On a donc un poste de pilotage pour le Muto (déplacement) et un poste de cadreur « à distance » pour justement diriger et cadrer les images selon les besoins du réalisateur. Pendant que je déplaçais le Muto, Yves, le cadreur était donc la pour cadrer. Nous avions aussi plusieurs écrans. Pour chacun des 2 techniciens c’est la même chose : un écran pour voir ce qu’on voit avec la caméra du Muto et un écran avec le direct en cours.

Au fait, pourquoi utilise-t-on la muto et pas un drône ?

Les besoins du directs en TV sont très exigeant et lourd à embarquer. Il faut pouvoir faire une image maitrisée à tout point de vue. Il faut de la sécurité à cause du survol du public, de la stabilité avec la tête gyrostabilisée (même quand on zoom) et pouvoir contrôler la caméra en temps réel (lumière – zoom) et en sans fils.

Ces 3 points ne peuvent pas être assumés par les drônes qui eux proposent une images « non contrôlable » en temps réel. De plus, un drône n’a pas de solution en cas de défaillance du système contrairement à notre technologie qui « ne peut pas tomber ». Il y a dernièrement eu un drône qui a failli s’écraser sur Marcel Hircher lors d’un slalom en coupe du monde de ski. Notre obsession est de toujours proposer un maximum de sécurité à nos clients et partenaires.

L'utilisation de la muto est-elle réservée aux grands évènements ? Un club de judo pourrait il s'en servir pour sa promo ?

Oui on peut dire que c’est réservé à des clients qui travaillent sur de grands évènements, des pubs et le cinéma. Un tel déploiement de moyens techniques sert surtout des utilisations où la qualité de l’image doit être parfaite. Lorsqu’on sort de ces exigences là, on peut être moins cher pour de plus petites structures qui gèrent leurs com de manières indépendantes.

Le mot de la fin, on vous a déjà dit que votre caméra sortait tout droit d'un film de science fiction ?

Non on ne m’a pas dit ça encore ! Mais je veux bien par contre qu’on l’utilise pour faire des films de SF ;-) Après, je suis conscient que ce type de châssis n’est pas quelque chose qu’on voit tous les jours.

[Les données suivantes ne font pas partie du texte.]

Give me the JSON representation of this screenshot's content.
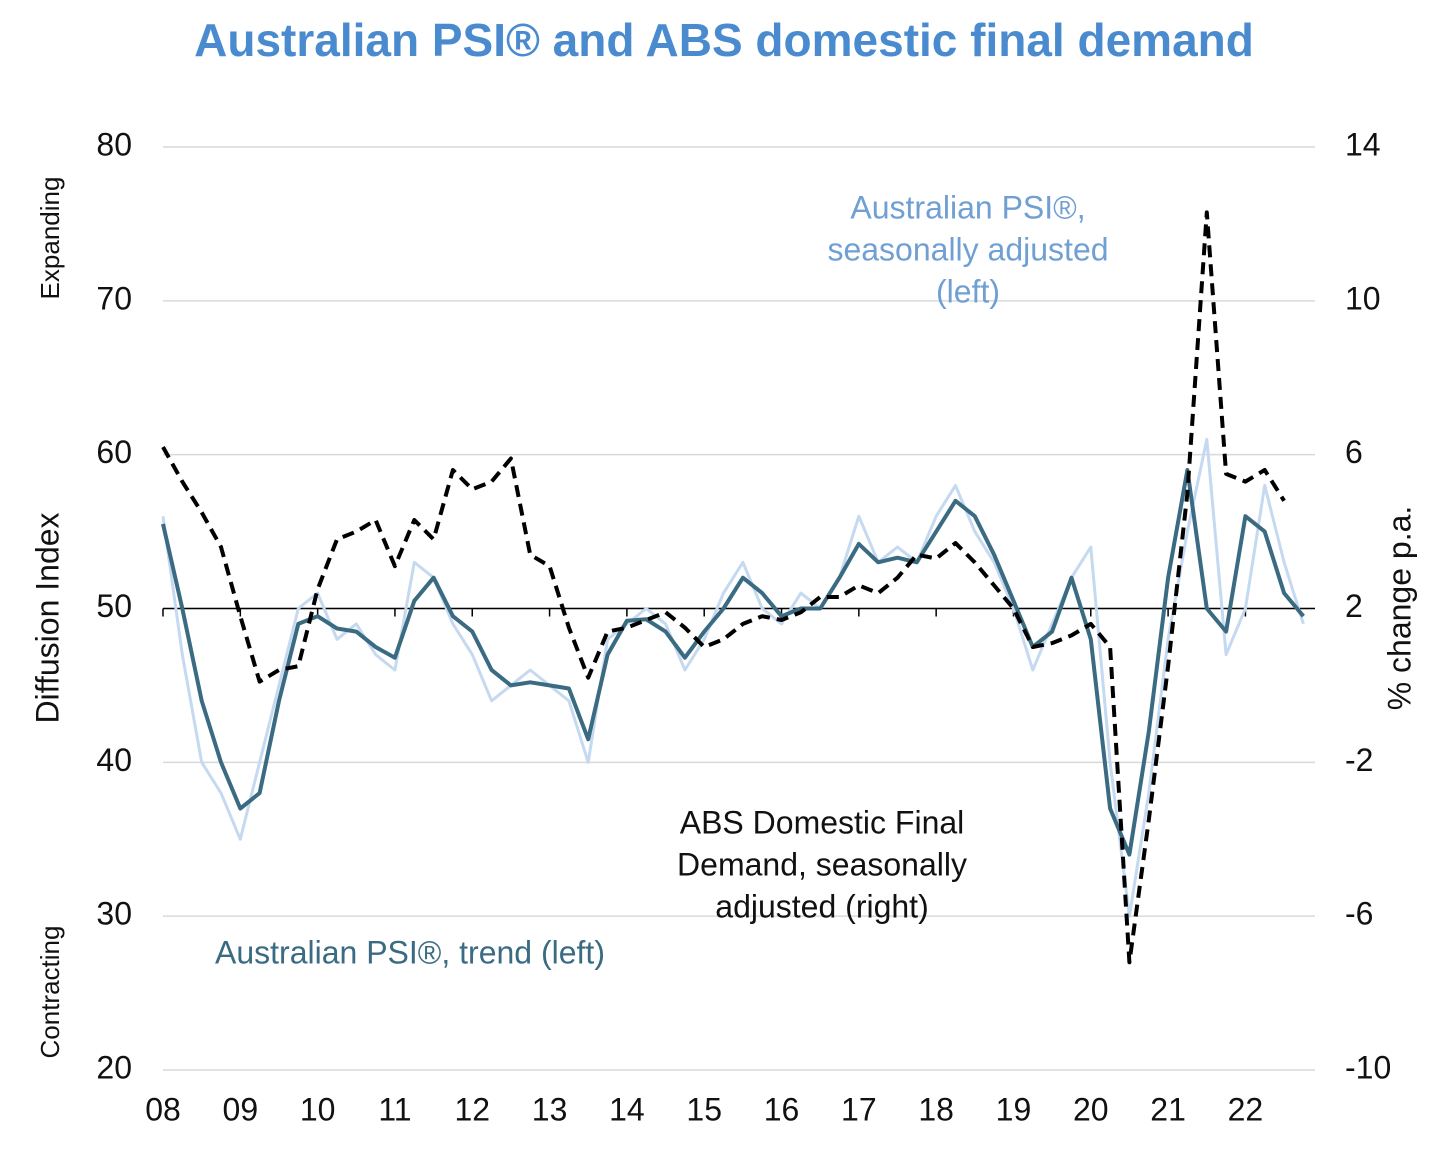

Je vois d’ailleurs beaucoup de gens prendre des photos du Muto rien que parce que ça les impressionne, ils restent un moment à regarder et parler en le montrant du doigt.

C’est en effet un produit assez technique puisqu’on utilise beaucoup de savoir faire de la high-tech mais après on a beaucoup travaillé le design pour justement que ça ne fasse pas usine à gaz avec des fils partout et que ça s’intègre de manière discrète pour les spectateurs. Je pense que les gens sont aussi impressionnés par ce côté là à savoir c’est très propre avec notre coque carbone.